Más allá de que una parte importante del metraje depende, en efecto, de la peculiar tensión que se crea a partir de la interacción entre Fàbregas y Romo, Menéndez Parte 1: El día del Señor siempre se dirige al clímax clásico del cine de exorcismos. El sacerdote protagonista tiene un método muy particular para enfrentar a los demonios, con base en la violencia extrema. Son ecos del llamado torture porn. No obstante, la película mezcla constantemente tonos, con el Sebas de Illanes siendo fundamental para un irresistible toque cómico que lleva a los momentos más delirantes. 

“De Sebas me gustó ese humor, que es muy mexicano. Puede que literalmente te esté llevando el diablo, sin embargo, el mexicano siempre saca el chiste, esta picardía. Llegar al tono exacto de ese humor negro y acidez fue de lo más difícil. Pude ver la película en cine y le doy la razón a Santiago, quien decía que tenemos una película llena de mala leche. Te juro que estaba incómodo, me retorcí en el asiento pero también me estaba riendo y a punto de llorar. Ya cuando concluye lo primero que pienso es que sí está fuertecita [risas]. Es atractiva porque no puedes dejar de verla pero sí es fuerte.

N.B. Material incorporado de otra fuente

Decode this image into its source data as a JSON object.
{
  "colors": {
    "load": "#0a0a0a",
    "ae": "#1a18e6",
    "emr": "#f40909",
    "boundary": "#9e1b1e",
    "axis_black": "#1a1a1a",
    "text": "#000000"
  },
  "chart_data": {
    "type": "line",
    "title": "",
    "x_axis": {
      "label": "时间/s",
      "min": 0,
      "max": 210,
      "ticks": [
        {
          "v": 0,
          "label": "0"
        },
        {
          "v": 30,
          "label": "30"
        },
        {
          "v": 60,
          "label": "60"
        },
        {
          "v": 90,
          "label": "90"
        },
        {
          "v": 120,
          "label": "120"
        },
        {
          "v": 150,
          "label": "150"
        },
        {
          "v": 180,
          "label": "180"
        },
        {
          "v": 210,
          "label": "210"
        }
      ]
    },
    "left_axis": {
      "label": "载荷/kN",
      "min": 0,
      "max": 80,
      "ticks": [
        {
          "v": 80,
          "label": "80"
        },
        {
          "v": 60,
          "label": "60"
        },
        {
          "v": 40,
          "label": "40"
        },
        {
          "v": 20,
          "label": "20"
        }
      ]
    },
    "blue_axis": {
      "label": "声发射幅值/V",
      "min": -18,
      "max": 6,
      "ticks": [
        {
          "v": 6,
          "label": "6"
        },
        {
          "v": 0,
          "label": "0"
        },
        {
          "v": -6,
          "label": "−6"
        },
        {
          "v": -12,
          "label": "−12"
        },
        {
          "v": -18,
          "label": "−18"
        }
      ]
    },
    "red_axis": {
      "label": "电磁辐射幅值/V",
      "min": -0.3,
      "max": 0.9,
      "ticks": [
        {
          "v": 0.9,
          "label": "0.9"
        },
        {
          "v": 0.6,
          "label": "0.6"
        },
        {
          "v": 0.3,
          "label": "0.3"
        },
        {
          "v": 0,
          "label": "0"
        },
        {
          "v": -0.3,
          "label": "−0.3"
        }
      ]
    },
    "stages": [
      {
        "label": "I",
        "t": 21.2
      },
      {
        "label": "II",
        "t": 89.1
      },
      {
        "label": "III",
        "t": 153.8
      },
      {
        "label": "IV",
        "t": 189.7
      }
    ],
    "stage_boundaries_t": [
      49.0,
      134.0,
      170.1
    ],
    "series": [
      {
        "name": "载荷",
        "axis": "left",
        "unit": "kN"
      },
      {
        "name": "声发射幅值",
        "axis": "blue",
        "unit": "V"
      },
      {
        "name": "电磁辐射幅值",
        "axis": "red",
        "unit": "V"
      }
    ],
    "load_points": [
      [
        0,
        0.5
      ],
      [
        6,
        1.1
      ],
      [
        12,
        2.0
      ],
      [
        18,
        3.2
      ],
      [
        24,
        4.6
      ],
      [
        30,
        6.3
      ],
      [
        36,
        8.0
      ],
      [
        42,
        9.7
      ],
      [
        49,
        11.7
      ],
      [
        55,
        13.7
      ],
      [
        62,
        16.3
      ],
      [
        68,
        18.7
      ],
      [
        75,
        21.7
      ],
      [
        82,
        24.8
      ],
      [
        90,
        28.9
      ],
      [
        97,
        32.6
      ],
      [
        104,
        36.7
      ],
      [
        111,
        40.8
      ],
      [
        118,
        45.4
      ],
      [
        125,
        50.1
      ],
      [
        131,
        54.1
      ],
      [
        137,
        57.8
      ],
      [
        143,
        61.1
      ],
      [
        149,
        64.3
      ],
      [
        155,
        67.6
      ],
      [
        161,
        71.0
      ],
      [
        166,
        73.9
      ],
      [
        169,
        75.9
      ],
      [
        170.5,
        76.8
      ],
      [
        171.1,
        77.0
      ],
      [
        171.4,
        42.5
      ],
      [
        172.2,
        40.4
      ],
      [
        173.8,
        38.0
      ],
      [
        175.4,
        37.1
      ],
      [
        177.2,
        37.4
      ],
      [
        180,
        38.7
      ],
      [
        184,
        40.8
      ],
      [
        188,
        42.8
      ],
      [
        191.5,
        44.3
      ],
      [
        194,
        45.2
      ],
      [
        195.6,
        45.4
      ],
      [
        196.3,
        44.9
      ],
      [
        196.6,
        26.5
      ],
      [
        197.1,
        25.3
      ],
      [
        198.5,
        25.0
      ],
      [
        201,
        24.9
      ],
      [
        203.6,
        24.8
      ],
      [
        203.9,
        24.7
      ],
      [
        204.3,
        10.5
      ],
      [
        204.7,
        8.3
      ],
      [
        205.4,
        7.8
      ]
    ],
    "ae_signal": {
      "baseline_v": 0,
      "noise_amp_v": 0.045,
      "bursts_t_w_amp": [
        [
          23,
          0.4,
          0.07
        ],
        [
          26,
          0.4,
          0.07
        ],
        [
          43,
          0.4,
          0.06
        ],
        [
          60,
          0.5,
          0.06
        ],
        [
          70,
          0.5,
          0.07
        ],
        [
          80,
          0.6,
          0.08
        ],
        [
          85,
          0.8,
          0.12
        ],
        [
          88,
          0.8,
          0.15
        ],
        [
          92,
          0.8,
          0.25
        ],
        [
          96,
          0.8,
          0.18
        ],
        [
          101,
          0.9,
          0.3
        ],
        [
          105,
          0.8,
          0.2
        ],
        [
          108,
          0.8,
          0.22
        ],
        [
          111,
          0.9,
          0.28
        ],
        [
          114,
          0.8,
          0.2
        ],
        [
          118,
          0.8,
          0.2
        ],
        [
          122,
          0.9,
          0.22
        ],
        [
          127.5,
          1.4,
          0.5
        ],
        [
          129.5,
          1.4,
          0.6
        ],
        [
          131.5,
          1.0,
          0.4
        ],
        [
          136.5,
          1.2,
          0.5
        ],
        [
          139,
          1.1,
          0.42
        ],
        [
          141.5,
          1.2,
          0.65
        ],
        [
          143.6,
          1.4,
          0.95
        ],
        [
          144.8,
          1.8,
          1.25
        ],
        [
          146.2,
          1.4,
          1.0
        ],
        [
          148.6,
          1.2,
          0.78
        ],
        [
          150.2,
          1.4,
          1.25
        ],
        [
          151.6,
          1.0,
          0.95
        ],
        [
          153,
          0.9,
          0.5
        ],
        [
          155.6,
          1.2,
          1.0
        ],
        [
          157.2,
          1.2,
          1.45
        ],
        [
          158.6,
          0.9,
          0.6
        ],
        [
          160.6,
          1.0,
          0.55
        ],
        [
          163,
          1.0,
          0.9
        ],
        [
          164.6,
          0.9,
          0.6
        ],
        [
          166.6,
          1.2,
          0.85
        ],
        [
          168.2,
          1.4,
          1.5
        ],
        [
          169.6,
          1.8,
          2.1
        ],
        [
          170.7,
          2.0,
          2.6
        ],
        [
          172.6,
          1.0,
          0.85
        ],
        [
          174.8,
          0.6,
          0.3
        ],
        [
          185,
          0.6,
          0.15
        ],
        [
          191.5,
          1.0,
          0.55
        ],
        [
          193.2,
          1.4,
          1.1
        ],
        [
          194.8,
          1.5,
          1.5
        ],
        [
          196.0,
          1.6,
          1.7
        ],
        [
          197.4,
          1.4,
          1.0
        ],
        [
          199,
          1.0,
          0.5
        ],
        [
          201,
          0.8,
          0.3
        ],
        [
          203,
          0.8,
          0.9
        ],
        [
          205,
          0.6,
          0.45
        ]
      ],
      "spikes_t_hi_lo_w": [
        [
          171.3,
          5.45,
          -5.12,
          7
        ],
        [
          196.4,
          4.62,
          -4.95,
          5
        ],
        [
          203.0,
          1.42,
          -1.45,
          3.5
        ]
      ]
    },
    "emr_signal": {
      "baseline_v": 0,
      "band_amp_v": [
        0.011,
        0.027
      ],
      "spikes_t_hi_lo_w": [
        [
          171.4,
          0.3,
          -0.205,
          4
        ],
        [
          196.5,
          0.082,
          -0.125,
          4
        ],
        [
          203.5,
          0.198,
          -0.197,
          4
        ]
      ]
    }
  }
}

Hay unas escenas muy fuertes que tengo con Ximena Romo y ella fue de lo más profesional y generosa, siempre estábamos ahí uno para el otro”, reveló Illanes.

Con momentos de terror, violencia, sexo y humor por igual, Menéndez Parte 1: El día del Señor “definitivamente molestará a las buenas conciencias”, comentó Illanes, “es algo bueno porque lo estamos viendo ahora, que molestar a las buenas conciencias también trae muchas cosas positivas. Lo cierto es que somos bien doble moral, mientras más escándalo y más morbo, ahí vamos. Sobre todo esta secuencia (el clímax) es un golpe a la moral, es transgresiva, disruptiva y te incomoda”. 

El plan del director/escritor Alvarado Ilarri y del co-guionista Ramón Salas es que Menéndez Parte 1: El día del Señor sea apenas el inicio de una trilogía. Al preguntarle sobre el futuro cercano, Illanes dijo lo siguiente: “Santiago Alvarado escribe esta historia junto con Ramón Salas, ambos catalanes. Salas es un artista de cómics, creo que esta película tiene mucho de cómic. Cuando ellos escriben la historia, desde la primera palabra sabían que se iba a tratar de una trilogía. Antes de empezar a rodar la primera parte ya tenían escrita la segunda; todavía no tienen escrita la tercera. No sé de qué va, yo me muero de ganas por saber. Seguiremos las aventuras de Menéndez pero quisiera saber más, porque me enamoré del proyecto y de la mística de trabajo en el set. Estoy cruzando los dedos para que explote”.

Menéndez Parte 1: El día del Señor está disponible a partir de hoy, 30 de octubre, en Netflix.